The death toll was enormous, and that could have also accounted for the lack of emergency workers. It’s highly likely that many of them were among the dead or injured…not to mention the fact that there may have been a gross shortage of qualified rescue workers in the poorest part of a country, which was just still recovering from long years of war, but the poor response from the rest of the Soviet Union became more and more unconscionable. On October 7, Pravda printed a brief article stating only that “geologists at the Russian Academy of Sciences had detected a strong earthquake.” The article also reported that there were supply shipments and of the evacuation of the wounded, but no mention of the scope of devastation or the number of casualties. Of course, the international press used Pravda’s limited and incorrect reportage about the quake as the source for their own news reports.

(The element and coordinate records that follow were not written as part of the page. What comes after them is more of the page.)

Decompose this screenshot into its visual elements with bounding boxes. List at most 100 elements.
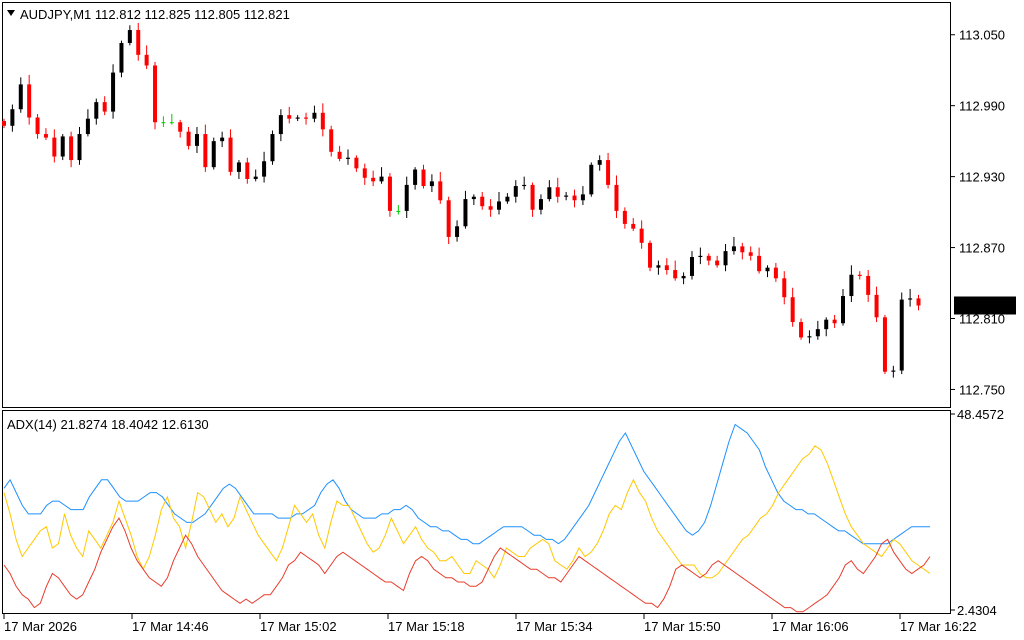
time-tick-label: 17 Mar 16:22 <box>900 619 977 634</box>
candle-body <box>622 210 627 224</box>
candle-body <box>497 201 502 210</box>
candle-body <box>111 72 116 112</box>
candle-body <box>60 136 65 157</box>
candle-body <box>270 134 275 162</box>
candle-body <box>731 246 736 252</box>
candle-body <box>589 164 594 195</box>
candle-body <box>127 30 132 44</box>
price-axis: 113.050 112.990 112.930 112.870 112.810 112.7… <box>951 28 1005 397</box>
current-price-tag: 112.821 <box>954 296 1016 315</box>
candle-body <box>799 322 804 338</box>
candle-body <box>656 265 661 268</box>
candle-body <box>102 102 107 112</box>
candle-body <box>866 275 871 295</box>
candle-body <box>262 161 267 177</box>
candle-body <box>345 157 350 159</box>
candle-body <box>513 186 518 197</box>
candle-body <box>908 298 913 300</box>
candle-body <box>2 121 6 126</box>
candle-body <box>413 169 418 185</box>
candle-body <box>723 251 728 266</box>
time-tick-label: 17 Mar 15:02 <box>260 619 337 634</box>
candle-body <box>874 294 879 318</box>
minus-di-line <box>3 517 931 613</box>
candle-body <box>354 157 359 169</box>
candle-body <box>673 270 678 279</box>
time-tick-label: 17 Mar 15:34 <box>516 619 593 634</box>
candle-body <box>488 206 493 210</box>
candle-body <box>211 141 216 168</box>
indicator-window-frame <box>2 410 951 614</box>
candle-body <box>782 278 787 298</box>
candle-body <box>538 199 543 210</box>
candle-body <box>740 246 745 253</box>
candle-body <box>94 102 99 119</box>
candle-body <box>664 265 669 271</box>
time-tick-label: 17 Mar 15:50 <box>644 619 721 634</box>
adx-tick-label: 2.4304 <box>957 603 997 618</box>
candle-body <box>27 84 32 118</box>
candle-body <box>253 176 258 179</box>
candle-body <box>522 184 527 187</box>
candle-body <box>304 117 309 119</box>
time-tick-label: 17 Mar 2026 <box>4 619 77 634</box>
current-price-tag-label: 112.821 <box>958 299 1004 314</box>
candle-body <box>220 137 225 142</box>
candle-body <box>320 112 325 130</box>
candle-body <box>547 187 552 200</box>
candle-body <box>773 267 778 279</box>
adx-tick-label: 48.4572 <box>957 407 1004 422</box>
candle-body <box>421 169 426 187</box>
candle-body <box>715 260 720 266</box>
candle-body <box>387 176 392 211</box>
candle-body <box>698 255 703 258</box>
candle-body <box>85 118 90 135</box>
candle-body <box>278 115 283 135</box>
candle-body <box>614 184 619 211</box>
candle-body <box>916 298 921 306</box>
candle-body <box>35 117 40 135</box>
candle-body <box>815 329 820 337</box>
adx-lines-layer <box>3 423 931 613</box>
candle-body <box>765 267 770 272</box>
candle-body <box>689 257 694 276</box>
price-tick-label: 112.990 <box>959 99 1005 114</box>
candle-body <box>329 129 334 152</box>
candle-body <box>429 181 434 187</box>
collapse-triangle-icon[interactable] <box>7 10 15 16</box>
candle-body <box>52 137 57 157</box>
candle-body <box>757 255 762 272</box>
candle-body <box>882 317 887 372</box>
price-tick-label: 112.870 <box>959 241 1005 256</box>
candle-body <box>446 200 451 237</box>
candle-body <box>706 255 711 261</box>
candle-body <box>69 136 74 161</box>
candle-body <box>362 168 367 178</box>
candle-body <box>606 160 611 185</box>
candle-body <box>471 196 476 200</box>
candle-body <box>43 134 48 138</box>
candle-body <box>748 252 753 256</box>
candle-body <box>287 115 292 119</box>
current-price-tag-background <box>954 296 1016 315</box>
plus-di-line <box>3 445 931 579</box>
time-tick-label: 17 Mar 14:46 <box>132 619 209 634</box>
candle-body <box>891 370 896 372</box>
indicator-info: ADX(14) 21.8274 18.4042 12.6130 <box>7 417 209 432</box>
price-tick-label: 113.050 <box>959 28 1005 43</box>
candle-body <box>404 184 409 211</box>
candle-body <box>153 65 158 123</box>
time-tick-label: 17 Mar 15:18 <box>388 619 465 634</box>
candle-body <box>639 228 644 243</box>
candle-body <box>631 223 636 229</box>
candle-body <box>681 275 686 279</box>
candle-body <box>18 84 23 110</box>
price-tick-label: 112.930 <box>959 170 1005 185</box>
candle-body <box>480 196 485 207</box>
candle-body <box>572 195 577 201</box>
price-window-frame <box>2 2 951 408</box>
candle-body <box>857 274 862 276</box>
candle-body <box>10 109 15 126</box>
candle-body <box>337 151 342 159</box>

To make matters worse, a conspiracy of silence followed the destruction of Ashgabat. Most history books and almanacs of natural disasters actually omit the quake entirely!! In the typical Soviet propaganda style of the 1950’s, they actually praised the severely lacking reconstruction efforts that completely ignored seismological standards. One Soviet journalist who visited the city in 1953, later described being “forbidden to photograph the omnipresent ruins or to report a march of weeping survivors to the mass graves on the outskirts of the city.” Little was known about the devastating earthquake until 1973. Only on the twenty-fifth anniversary of the event, did officials in Turkmenistan begin to open sealed archives and acknowledge the terrible calamity. Why was this? It was largely because of the Cold War, when both sides were eager not to expose their strategic vulnerabilities. That still doesn’t make sense, however, because the destruction of Ashgabat neither compromised the Soviet Union’s defense system nor revealed grave internal weaknesses. The forced silence did nothing to improve domestic morale in Russia, and it created widespread resentment in Central Asia. Internationally the Soviet Union could have gained propaganda points by publicizing the disaster and then criticizing the lack of response from the West, but for some reason, they didn’t so that either. Of course, the people in the Soviet Union lived in fear of Joseph Stalins sweeping purges and force silence and timidity. They didn’t dare speak of any kind of vulnerability. Until Stalin’s death in 1953, even referencing the event was considered a dangerous move. Financial aid was still desperately needed decades after the disaster, yet it still didn’t really come. Silence translated into slow reconstruction. Substantial portions of the city remain in ruins, and a significant portion of the population still lives in temporary, or inadequate and unsafe, dwellings to this day.